L’isola delle rose
In questi ultimi giorni ho letto il libro Una voce sottile di Marco Di Porto, recentemente edito da Giuntina, in cui sono ben ricostruiti gli ultimi anni di vita della comunità rodiota, e l’ho fatto in pochissimo tempo come succede quando il tuo interesse è tanto vivo da impedirti di interrompere la lettura.

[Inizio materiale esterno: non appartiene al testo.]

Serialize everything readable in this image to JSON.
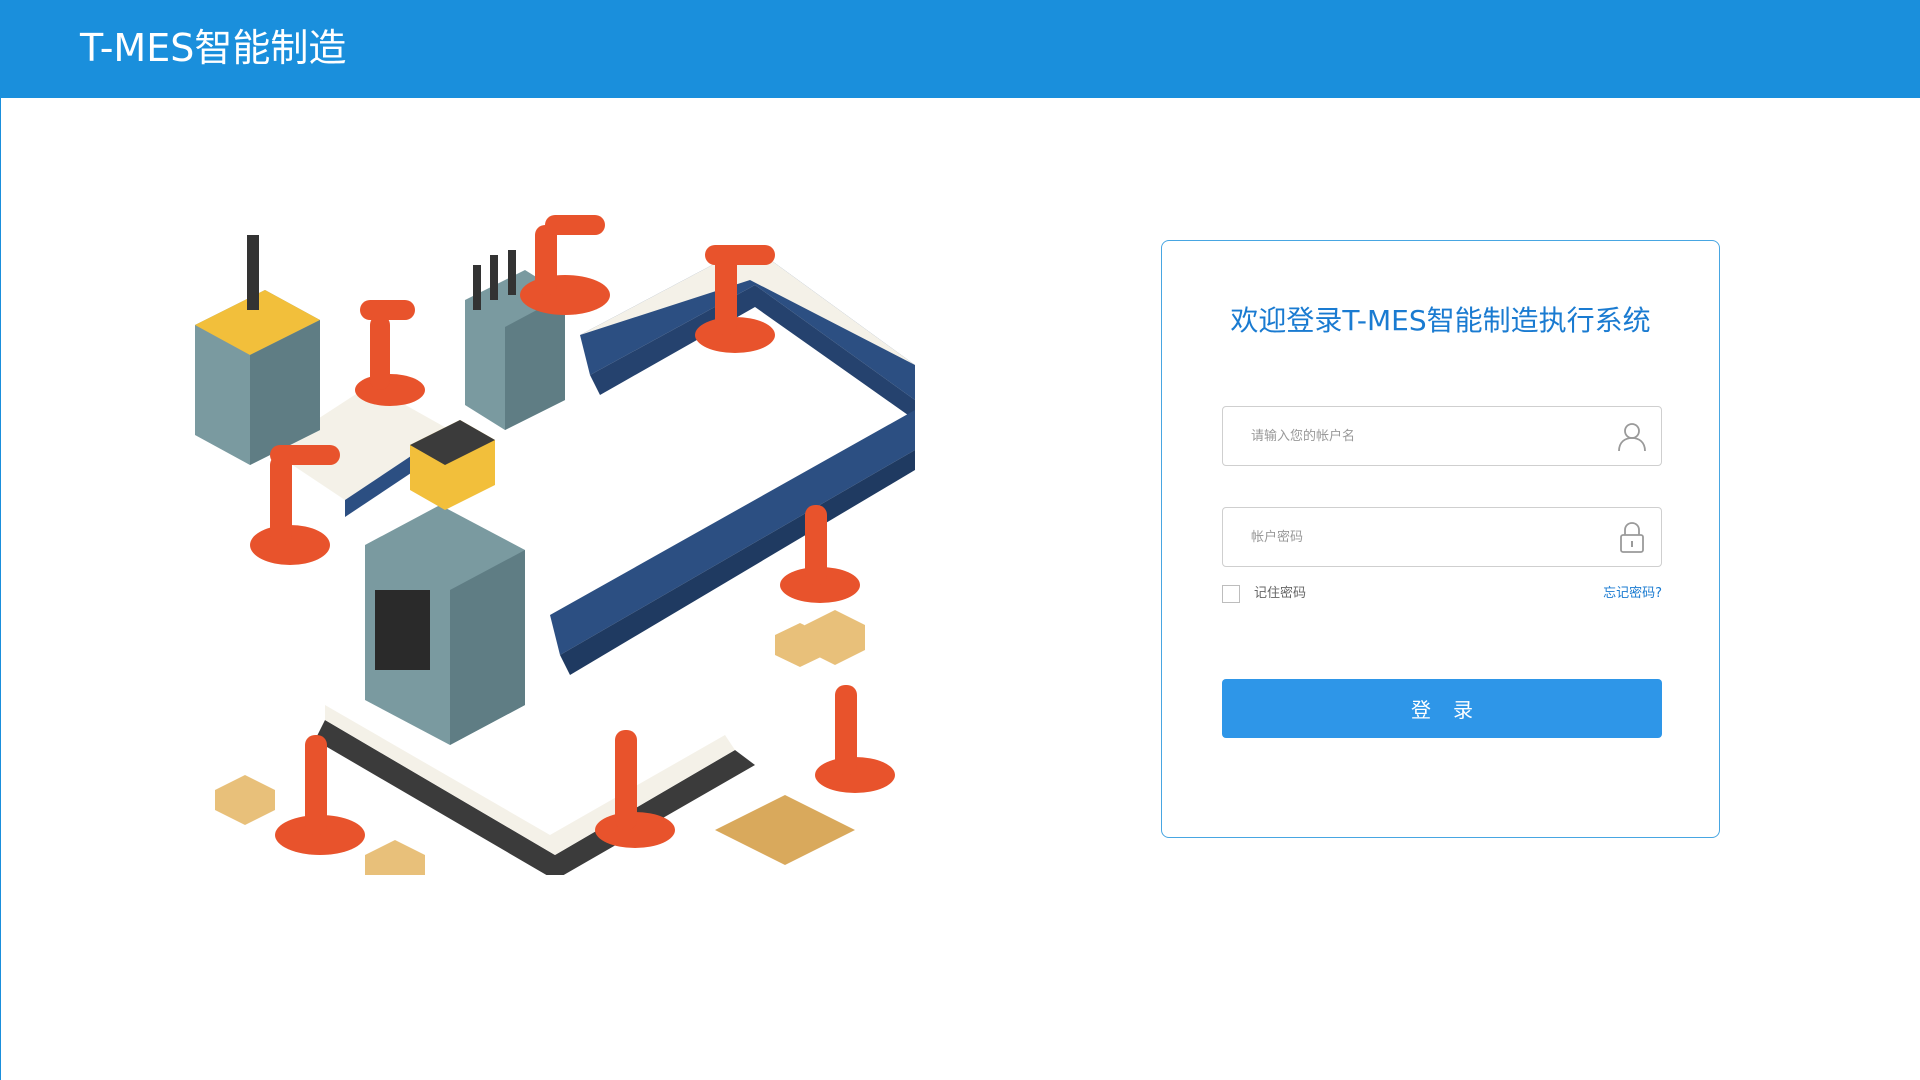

L’autore ha infatti saputo ricreare molto bene la particolare atmosfera che si viveva nel quartiere ebraico di Rodi nei primi decenni del secolo scorso che a me bambina portavano le lettere della nonna materna, scritte con caratteri ebraici corsivi nell’unica lingua che conosceva, il giudeo spagnolo o jargon, che ormai anche io comprendevo. Mia madre, Rachel Fintz, figlia di una Cohen di nota famiglia rodiota e di padre turco di Smirne, era nata nella piccola isola di Patmos, dove si parlava e si studiava greco, ma poi aveva vissuto a Rodi, in casa della nonna materna Rachel Tarica, andando alla scuola della Alliance Isrealitique dove dal 1911 si insegnava il francese ma anche l’italiano imposto dai nuovi conquistatori delle isole dell’Egeo. Mia madre Rachel era una “poliglotta” ma spesso nel parlarmi usava ancora frasi nell’idioma di famiglia.

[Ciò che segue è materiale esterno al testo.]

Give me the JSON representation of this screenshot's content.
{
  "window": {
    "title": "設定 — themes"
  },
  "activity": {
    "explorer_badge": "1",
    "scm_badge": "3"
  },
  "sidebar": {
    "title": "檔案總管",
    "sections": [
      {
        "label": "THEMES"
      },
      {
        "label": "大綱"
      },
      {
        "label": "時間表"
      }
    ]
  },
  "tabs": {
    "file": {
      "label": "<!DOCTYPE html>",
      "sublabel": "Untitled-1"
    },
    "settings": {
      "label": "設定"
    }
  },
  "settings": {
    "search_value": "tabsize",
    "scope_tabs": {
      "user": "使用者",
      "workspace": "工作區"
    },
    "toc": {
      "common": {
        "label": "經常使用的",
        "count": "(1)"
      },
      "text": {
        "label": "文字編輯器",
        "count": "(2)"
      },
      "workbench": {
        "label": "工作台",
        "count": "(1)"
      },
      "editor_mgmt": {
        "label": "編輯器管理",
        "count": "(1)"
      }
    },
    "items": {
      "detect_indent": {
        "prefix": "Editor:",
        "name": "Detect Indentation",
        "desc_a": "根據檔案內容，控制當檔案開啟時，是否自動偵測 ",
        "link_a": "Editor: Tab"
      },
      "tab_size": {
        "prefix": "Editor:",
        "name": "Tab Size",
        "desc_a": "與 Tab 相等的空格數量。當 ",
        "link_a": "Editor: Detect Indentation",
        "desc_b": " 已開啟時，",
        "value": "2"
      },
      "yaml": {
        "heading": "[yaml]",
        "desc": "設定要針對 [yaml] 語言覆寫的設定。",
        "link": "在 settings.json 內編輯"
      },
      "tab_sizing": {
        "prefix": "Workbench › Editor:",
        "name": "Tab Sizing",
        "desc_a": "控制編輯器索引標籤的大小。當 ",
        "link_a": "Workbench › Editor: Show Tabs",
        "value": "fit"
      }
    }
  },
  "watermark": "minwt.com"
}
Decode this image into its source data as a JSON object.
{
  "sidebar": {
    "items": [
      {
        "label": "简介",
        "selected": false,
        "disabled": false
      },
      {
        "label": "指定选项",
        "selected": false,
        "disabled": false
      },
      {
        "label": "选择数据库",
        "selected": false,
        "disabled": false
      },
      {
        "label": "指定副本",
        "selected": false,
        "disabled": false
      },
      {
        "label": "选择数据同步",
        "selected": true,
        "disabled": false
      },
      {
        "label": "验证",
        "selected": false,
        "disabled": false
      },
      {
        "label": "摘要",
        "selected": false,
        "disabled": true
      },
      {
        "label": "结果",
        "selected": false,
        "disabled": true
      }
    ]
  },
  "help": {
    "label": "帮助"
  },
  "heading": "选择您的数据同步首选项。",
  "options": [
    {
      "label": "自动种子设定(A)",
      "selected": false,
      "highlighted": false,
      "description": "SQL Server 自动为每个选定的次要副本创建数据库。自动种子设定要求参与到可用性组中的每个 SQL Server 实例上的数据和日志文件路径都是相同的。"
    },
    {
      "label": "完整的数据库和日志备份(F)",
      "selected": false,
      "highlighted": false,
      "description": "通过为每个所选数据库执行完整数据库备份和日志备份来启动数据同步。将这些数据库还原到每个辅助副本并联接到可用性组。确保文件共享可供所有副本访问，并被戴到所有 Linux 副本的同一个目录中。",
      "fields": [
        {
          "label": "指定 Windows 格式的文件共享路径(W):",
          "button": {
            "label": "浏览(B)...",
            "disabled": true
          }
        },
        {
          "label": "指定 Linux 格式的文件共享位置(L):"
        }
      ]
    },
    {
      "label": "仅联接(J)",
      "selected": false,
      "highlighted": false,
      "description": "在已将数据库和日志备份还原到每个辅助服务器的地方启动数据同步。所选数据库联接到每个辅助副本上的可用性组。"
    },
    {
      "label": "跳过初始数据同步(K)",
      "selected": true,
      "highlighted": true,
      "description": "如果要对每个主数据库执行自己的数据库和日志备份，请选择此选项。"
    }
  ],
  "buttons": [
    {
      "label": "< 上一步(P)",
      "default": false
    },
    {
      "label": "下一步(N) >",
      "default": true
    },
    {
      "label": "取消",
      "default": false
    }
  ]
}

Quindi nei ricordi trasmessi dal nonno Samuel Galante alla famiglia dell’autore del libro ho ritrovato quelli miei e nelle descrizioni del quartiere ebraico e di altri luoghi dell’ìsola visitati dal Di Porto ho rivissuto le settimane lì trascorse nel 1937, a poco più di sei anni, nella semplice casa con un grande giardino, dove lo zio Rahamim Cohen ci aveva ospitato chiamandovi anche la madre in modo che potesse almeno in quei giorni “coccolare” gli amati nipotini italiani: parlavamo due lingue diverse ma ci comprendevamo a vicenda!
Mia madre riceveva molte visite, di parenti e amiche, e tra queste mi ricorso bene una Galante, forse zia del Di Porto?
La casa era vicina al mare, nel nuovo quartiere costruito dagli italiani, ma da lì con una lunga passeggiata attraverso il Mandracchio, di cui parla anche l’autore del libro, si raggiungeva il vecchio quartiere ebraico per far visita alla bisnonna quasi centenaria che ci aspettava seduta davanti alla porta, vestita nel costume tradizionale con le monete d’oro sulla fronte, e ci faceva offrire dagli anziani figli maggiori i profumatissimi dolcetti di pasta di mandorle.
Come è evidenziato bene nel libro, il quartiere, privato dai suoi ebrei, ha perso tutta la sua magia! Quando molti decenni dopo vi sono tornata in inverno con marito, figlia e una nipote, per far loro conoscere quei luoghi rimasti tanto presenti nei miei ricordi, ho trovato una città morta, solo a giorni invasa dai turisti in crociera.
Anche io sono andata nel cimitero, molto ben curato, a porre un sassolino sulla tomba della bisnonna, per sua fortuna deceduta dopo la partenza, o meglio fuga di tanti congiunti, come mia nonna Rebecca, verso l’Africa e gli Usa, ma prima della deportazione dei tre figli maschi i cui nomi si trovano nella lunghe lapidi, nella piazza e nell’unica sinagoga rimasta.
Ancora era visibile il luogo dove sorgeva la grande sinagoga, il cal grande, distrutta da un bombardamento aereo all’inizio delle ostilità.
Commovente e ben documentata è la descrizione fatta nel libro della segregazione e della successiva deportazione degli ebrei rodioti, e sono veramente grata all’autore per aver così ben ricostruito e ricordato quanto è avvenuto nella cosiddetta “isola delle rose”, un elemento speso dimenticato quando si parla delle deportazioni avvenute in Italia, cui allora appartenevano anche le isole dell’Egeo.